A CIA look back: The first director of Central Intelligence
Before the National Security Act of 1947 established the Central Intelligence Agency (CIA), a small organization known as the Central Intelligence Group (CIG) was charged with consolidating intelligence reports into daily summaries for President Harry Truman.
The CIG was CIA’s immediate predecessor organization, formed in January 1946, shortly after the Office of Strategic Services (OSS) was dissolved following World War II.
President Truman chose Rear Admiral Sidney Souers, the deputy chief of Naval Intelligence at the end of World War II, to lead the CIG, making Souers the first person to hold the title of Director of Central Intelligence (DCI).
Souers, eager to return home after years of fighting in the war, agreed to serve as DCI for no more than six months.
Souers’ role as DCI was to get the CIG up-and-running, enabling it to eventually evolve into a more robust intelligence agency, says an article posted on the CIA’s own Web site. President Truman regarded the CIG as his personal intelligence service and became an avid consumer of its work.

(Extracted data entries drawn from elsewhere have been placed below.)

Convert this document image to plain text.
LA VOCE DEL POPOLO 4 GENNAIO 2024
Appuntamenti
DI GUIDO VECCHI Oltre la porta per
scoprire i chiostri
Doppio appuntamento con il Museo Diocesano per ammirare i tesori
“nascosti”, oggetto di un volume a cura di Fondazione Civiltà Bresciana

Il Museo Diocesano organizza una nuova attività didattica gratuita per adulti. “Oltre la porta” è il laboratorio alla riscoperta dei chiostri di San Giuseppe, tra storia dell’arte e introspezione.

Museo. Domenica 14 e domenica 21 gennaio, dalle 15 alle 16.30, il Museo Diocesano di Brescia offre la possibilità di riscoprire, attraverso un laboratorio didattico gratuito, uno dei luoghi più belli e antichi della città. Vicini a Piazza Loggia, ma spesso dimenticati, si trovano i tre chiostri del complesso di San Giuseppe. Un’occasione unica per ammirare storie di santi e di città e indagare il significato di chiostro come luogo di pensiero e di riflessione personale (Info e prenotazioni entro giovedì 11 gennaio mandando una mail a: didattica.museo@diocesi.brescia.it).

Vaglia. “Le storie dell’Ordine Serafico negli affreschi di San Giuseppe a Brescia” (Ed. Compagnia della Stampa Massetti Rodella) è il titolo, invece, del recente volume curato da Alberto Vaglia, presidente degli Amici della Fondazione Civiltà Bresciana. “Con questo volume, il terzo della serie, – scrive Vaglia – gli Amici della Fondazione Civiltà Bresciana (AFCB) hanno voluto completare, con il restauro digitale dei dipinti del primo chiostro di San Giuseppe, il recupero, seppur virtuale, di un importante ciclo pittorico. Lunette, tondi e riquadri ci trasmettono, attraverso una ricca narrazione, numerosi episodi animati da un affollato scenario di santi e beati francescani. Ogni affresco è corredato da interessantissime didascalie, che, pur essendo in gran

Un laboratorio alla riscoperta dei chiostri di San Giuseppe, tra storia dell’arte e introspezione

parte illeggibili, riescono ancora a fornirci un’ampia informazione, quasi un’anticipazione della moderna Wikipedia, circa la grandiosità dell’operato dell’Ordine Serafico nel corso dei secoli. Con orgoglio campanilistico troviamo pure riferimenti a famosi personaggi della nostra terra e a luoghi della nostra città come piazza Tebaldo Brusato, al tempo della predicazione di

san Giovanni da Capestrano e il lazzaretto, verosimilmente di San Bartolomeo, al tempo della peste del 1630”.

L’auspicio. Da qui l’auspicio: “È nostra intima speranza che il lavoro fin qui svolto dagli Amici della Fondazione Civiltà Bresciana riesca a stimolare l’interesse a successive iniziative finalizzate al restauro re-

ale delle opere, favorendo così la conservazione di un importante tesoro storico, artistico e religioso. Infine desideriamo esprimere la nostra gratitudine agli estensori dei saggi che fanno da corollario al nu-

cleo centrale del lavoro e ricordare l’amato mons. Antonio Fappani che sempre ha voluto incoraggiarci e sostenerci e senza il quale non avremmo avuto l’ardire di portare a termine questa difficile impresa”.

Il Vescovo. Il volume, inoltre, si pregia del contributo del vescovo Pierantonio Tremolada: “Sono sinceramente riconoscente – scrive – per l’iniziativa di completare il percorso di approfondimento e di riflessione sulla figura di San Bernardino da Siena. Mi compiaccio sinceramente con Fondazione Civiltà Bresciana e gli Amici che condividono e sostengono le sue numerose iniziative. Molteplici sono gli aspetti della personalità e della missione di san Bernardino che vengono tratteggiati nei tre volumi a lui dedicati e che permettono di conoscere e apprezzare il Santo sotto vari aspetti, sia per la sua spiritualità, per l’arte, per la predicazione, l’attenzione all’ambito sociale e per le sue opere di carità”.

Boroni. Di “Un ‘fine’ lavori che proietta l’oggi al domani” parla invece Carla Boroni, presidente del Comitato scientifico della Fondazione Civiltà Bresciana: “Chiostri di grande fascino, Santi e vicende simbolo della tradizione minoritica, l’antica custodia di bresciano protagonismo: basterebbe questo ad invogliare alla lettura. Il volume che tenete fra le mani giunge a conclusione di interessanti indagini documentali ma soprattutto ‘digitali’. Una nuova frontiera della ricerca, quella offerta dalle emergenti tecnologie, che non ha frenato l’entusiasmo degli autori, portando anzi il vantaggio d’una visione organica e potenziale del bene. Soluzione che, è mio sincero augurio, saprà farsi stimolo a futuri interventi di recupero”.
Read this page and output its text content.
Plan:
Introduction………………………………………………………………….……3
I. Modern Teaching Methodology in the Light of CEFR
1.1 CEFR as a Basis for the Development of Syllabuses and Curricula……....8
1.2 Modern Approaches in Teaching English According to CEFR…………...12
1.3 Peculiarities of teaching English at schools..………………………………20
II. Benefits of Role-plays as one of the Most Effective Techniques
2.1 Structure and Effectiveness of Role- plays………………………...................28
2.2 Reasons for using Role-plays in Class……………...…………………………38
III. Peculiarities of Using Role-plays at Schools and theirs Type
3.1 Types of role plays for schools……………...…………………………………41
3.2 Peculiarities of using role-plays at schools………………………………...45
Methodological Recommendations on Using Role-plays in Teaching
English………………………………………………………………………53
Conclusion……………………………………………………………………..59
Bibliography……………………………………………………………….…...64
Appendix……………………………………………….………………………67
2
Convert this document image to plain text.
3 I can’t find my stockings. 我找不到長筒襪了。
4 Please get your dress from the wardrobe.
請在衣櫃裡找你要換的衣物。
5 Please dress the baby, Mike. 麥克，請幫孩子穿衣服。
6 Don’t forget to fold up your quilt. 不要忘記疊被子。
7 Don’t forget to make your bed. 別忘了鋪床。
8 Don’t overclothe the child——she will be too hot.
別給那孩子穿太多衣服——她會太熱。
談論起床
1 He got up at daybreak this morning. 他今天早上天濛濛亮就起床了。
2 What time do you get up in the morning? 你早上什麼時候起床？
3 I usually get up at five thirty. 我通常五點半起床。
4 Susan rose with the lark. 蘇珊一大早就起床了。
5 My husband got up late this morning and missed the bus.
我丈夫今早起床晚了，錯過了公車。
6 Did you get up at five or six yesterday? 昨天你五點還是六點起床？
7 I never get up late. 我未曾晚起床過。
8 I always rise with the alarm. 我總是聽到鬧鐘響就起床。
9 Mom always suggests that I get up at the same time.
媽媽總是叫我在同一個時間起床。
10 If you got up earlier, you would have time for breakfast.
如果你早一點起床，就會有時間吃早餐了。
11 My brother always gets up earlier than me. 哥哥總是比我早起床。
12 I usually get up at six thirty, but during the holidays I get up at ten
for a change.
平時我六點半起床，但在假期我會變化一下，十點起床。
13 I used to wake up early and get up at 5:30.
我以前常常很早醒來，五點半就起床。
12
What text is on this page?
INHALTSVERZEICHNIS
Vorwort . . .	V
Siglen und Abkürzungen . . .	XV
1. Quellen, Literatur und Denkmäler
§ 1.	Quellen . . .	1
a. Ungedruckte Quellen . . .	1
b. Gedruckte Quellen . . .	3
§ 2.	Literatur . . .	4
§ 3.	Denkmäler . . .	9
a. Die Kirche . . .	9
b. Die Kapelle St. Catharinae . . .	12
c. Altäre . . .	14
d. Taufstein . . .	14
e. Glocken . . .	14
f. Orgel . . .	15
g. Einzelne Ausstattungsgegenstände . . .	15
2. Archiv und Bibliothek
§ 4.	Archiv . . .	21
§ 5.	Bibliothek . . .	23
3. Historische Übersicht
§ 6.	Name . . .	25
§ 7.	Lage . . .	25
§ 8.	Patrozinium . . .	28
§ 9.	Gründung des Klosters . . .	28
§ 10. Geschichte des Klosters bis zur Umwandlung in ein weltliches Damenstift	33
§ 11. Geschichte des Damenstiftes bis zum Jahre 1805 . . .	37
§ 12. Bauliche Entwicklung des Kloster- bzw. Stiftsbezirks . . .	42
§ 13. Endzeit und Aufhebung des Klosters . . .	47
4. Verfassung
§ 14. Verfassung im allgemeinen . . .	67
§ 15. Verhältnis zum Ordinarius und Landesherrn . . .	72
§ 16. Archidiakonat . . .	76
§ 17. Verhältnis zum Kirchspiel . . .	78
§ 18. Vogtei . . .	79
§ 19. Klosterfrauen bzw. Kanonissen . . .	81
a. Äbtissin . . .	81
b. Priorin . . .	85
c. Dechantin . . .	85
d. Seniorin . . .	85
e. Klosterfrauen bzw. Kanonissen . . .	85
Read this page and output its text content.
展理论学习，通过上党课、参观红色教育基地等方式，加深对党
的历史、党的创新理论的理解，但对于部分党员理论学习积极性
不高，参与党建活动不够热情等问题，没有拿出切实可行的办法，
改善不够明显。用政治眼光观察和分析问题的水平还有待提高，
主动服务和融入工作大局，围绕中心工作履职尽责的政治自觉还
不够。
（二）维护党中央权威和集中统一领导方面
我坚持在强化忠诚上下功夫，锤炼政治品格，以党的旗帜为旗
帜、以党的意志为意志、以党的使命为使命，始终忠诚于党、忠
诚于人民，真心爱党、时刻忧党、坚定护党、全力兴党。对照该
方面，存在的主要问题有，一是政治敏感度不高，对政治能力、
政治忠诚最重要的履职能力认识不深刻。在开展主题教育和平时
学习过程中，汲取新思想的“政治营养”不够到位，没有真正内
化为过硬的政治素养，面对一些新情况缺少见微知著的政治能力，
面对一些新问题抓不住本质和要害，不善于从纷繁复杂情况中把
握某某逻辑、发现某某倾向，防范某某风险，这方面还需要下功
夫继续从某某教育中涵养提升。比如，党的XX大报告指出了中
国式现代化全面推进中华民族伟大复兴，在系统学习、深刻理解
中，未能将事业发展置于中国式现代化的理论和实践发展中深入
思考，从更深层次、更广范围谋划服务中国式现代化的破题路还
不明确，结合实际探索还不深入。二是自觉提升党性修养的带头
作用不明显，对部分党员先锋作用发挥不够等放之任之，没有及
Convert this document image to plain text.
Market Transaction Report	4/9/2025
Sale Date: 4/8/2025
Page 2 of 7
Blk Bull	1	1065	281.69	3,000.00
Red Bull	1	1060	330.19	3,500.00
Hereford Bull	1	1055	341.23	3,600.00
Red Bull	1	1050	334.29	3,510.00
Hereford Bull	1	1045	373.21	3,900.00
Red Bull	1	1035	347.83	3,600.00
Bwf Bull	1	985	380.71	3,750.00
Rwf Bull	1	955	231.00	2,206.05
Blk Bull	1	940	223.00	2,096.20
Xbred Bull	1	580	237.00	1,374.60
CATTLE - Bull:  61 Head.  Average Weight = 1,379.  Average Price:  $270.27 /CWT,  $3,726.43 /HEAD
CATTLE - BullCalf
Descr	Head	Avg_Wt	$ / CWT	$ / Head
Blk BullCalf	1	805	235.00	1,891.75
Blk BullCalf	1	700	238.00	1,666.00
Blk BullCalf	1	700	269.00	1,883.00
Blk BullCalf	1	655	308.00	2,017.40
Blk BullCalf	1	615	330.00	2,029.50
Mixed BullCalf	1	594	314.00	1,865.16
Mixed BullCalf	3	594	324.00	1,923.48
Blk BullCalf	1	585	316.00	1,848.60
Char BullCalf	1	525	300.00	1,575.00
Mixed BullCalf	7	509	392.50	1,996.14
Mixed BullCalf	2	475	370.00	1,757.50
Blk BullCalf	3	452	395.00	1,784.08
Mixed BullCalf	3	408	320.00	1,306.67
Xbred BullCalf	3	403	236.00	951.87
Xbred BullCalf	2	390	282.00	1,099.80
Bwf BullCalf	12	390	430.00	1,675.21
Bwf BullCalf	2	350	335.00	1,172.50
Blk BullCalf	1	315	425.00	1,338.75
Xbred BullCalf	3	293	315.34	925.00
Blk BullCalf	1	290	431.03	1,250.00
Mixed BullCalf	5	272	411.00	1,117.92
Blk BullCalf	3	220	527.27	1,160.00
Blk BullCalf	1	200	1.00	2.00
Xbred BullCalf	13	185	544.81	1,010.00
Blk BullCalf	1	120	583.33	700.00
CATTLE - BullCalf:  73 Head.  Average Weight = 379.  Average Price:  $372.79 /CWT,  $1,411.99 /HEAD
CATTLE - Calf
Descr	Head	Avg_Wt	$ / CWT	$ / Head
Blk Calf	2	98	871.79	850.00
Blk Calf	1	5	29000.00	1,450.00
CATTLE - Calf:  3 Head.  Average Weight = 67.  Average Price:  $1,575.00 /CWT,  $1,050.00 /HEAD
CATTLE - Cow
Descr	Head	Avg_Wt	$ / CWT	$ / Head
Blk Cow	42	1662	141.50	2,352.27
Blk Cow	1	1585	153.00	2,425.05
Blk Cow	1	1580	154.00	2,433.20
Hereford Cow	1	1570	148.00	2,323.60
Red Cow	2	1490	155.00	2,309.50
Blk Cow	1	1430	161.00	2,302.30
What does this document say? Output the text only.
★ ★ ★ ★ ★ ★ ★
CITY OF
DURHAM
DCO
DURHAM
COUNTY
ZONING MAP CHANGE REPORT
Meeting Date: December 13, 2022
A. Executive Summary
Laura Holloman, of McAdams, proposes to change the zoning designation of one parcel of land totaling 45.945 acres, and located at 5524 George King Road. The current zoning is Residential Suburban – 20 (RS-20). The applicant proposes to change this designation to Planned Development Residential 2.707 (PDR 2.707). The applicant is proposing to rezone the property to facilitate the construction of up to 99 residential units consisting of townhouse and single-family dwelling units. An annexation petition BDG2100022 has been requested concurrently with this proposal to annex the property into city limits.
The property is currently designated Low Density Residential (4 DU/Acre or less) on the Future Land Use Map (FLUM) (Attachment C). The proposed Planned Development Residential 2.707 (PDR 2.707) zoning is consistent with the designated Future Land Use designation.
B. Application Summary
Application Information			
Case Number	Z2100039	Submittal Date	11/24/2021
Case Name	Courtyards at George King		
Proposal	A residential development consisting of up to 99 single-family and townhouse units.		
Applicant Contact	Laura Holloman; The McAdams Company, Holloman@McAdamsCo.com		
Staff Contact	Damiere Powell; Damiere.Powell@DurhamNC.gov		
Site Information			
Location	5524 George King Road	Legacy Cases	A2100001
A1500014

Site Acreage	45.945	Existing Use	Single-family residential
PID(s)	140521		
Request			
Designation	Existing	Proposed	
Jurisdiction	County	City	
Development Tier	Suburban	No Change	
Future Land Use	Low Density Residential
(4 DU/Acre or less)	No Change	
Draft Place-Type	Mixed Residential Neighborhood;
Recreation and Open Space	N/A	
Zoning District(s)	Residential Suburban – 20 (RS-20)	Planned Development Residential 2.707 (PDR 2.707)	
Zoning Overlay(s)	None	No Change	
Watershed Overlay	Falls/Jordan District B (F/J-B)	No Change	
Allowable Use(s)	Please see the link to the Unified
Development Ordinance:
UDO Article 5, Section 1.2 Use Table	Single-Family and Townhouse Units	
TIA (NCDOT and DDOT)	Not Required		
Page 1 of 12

The CIG’s first Daily Summary was produced on Feb. 15, 1946. As the president’s demands for intelligence increased, the group began conducting interdepartmental studies across intelligence elements.
Before Souers left the CIG in June 1946, he submitted a progress report stating that the organization was ready to expand its mission into new areas. These included collecting foreign intelligence by clandestine methods, producing intelligence studies of foreign countries and engaging in basic research and analysis.
Despite Souers’ short tenure as DCI, he succeeded in establishing the framework for what would become the CIA one year later.